Kahni tu banti hai! (Story is bound to be made!)

 



May 06, 2023.


While moving towards Chakki Mod, Gurjeet asked,


“What are you going to write on today?”

 

“Let us see. I will find some topic as Chakki Mod never disappoints. The place is full of surprises. I will find something to write about. “Even if I get nothing, at least I’ll take some photographs,” was my reply. 

Enroute, we picked up Arushi Kanwar who had requested to be tagged along when we bumped into her a day earlier. I had met her briefly last year when she was visiting the area with her sister Ankita and her mother.  Both Ankita and Arushi are young keen birdwatchers though it is early days for them. 


We drove straight to Bhojnagar where some coral trees were still blossoming.  We got Common cuckoo, starlings, parakeets, drongos, sparrows, barbets, and many other species. We clicked to our heart’s content. Arushi was especially delighted as she never expected so many birds to come to the flowers. She did mention that her day was made, and she was quite contented.  However, me and Gurjeet were on a little secret mission of our ours.  

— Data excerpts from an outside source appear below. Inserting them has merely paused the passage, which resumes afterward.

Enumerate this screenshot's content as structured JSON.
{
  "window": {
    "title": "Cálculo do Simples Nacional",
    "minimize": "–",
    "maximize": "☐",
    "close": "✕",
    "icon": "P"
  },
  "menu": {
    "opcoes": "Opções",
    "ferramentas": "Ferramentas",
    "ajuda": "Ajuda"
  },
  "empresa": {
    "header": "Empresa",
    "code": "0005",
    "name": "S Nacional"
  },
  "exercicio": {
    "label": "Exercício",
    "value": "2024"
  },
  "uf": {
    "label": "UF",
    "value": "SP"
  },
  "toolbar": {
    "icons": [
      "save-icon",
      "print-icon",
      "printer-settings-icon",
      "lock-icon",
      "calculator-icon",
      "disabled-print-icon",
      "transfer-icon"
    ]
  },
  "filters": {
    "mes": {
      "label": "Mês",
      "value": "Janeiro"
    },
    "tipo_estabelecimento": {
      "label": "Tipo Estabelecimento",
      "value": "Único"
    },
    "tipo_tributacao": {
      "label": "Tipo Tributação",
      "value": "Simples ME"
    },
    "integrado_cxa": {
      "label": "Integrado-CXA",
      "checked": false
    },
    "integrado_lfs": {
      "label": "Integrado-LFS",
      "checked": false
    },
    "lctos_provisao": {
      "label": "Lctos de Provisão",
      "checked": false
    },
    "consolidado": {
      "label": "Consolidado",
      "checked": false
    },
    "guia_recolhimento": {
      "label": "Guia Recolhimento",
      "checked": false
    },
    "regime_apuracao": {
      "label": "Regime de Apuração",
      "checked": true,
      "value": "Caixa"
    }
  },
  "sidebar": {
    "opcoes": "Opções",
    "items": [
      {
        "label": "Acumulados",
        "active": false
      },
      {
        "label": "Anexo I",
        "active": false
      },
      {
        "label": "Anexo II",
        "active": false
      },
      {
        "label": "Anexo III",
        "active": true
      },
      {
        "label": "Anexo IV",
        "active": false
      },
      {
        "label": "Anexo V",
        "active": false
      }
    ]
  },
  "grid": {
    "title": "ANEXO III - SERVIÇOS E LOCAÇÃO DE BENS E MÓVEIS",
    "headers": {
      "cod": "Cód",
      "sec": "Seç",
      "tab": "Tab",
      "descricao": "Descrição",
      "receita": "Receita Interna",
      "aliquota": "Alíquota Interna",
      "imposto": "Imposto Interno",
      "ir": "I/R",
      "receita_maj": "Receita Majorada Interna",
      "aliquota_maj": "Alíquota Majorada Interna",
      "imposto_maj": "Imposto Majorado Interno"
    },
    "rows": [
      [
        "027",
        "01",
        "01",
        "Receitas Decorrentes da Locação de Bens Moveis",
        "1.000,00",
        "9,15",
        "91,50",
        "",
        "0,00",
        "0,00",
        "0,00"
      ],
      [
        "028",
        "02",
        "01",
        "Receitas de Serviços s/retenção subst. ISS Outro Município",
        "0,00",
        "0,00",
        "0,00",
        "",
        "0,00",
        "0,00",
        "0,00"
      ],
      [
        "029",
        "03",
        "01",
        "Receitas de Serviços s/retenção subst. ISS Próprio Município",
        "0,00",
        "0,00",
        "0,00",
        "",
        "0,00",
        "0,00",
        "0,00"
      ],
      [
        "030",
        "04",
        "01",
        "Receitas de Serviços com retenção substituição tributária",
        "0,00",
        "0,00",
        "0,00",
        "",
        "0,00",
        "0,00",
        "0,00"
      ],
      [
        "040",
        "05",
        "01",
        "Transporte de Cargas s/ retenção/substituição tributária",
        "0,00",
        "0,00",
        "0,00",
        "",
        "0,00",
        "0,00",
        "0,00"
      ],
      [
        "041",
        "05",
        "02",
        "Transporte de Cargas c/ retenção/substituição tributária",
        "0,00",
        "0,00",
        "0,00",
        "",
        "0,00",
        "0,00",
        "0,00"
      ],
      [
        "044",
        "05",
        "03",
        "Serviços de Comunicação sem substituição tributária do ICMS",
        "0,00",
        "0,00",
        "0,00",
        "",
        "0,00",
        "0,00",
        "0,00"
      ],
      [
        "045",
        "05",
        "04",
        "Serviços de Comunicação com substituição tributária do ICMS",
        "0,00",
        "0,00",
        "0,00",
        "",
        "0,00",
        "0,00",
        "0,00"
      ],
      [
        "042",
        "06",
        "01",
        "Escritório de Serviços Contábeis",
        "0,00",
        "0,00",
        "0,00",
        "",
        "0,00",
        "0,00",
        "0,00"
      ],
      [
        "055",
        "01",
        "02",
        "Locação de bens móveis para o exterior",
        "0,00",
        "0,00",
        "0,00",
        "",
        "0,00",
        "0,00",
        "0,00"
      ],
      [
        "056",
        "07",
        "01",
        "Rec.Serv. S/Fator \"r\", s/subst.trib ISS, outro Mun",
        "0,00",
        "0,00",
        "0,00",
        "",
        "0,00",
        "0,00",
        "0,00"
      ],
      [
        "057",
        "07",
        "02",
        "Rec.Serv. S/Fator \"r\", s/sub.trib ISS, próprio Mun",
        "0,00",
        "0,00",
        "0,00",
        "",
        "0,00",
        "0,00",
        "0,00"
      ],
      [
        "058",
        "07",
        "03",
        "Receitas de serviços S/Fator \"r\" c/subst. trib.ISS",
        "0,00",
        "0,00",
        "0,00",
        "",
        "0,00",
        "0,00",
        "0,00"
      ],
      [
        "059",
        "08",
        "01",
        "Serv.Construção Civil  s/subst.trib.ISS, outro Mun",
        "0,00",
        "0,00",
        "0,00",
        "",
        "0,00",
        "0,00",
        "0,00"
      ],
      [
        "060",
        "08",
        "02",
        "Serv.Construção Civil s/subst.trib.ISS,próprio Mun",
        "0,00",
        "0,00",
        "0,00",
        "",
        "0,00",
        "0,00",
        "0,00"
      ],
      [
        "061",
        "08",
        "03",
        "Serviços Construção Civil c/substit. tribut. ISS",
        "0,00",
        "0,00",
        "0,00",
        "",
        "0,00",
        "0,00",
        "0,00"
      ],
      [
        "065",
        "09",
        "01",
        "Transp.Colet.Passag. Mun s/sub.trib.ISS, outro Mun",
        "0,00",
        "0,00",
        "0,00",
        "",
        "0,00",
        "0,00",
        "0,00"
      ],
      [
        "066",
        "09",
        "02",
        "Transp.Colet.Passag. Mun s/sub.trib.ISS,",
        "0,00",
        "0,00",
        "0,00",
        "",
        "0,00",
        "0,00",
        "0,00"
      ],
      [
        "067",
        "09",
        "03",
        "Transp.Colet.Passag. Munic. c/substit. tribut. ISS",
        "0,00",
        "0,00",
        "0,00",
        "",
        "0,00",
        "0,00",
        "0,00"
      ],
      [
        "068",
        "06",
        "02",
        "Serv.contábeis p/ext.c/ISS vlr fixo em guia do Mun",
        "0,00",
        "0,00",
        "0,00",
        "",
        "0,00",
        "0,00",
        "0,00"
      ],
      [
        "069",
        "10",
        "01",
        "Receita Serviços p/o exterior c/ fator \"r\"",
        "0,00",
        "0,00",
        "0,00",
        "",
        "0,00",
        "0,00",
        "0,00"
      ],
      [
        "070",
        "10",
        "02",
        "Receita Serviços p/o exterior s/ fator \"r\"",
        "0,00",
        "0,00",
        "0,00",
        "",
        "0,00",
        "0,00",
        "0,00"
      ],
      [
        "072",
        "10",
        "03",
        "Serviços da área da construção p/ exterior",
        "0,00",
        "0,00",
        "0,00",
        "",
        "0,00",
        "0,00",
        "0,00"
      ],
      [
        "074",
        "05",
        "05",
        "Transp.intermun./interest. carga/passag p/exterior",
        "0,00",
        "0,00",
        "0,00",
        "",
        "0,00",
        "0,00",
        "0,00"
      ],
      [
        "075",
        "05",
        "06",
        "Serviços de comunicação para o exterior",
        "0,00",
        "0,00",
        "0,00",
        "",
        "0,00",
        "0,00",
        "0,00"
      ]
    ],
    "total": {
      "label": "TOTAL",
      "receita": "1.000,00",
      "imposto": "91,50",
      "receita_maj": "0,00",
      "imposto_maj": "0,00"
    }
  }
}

We drove out of Bhojnagar and stopped just around the corner. The other day, we did have a glimpse of a raptor. Even though the area is full of species, raptors are not many., We did see a raptor that we are going to investigate today.  Leaving Arushi in the car, we started looking deep into the thick foliage. Gurjeet picked up the sound and signaled that it was there perched on a branch. In the meantime, Arushi stealthily moved out of the car and started exploring. To be very frank, we did not want to reveal what we had seen. It was a rare bird for the region, and we did not want the word to spread.  Her keen eyes saw it. 

“What it is?” she enquired.

To hoodwink her, I said, “It is but a Shikra’ thinking that she will not notice the difference and may just ignore it being a common bird.  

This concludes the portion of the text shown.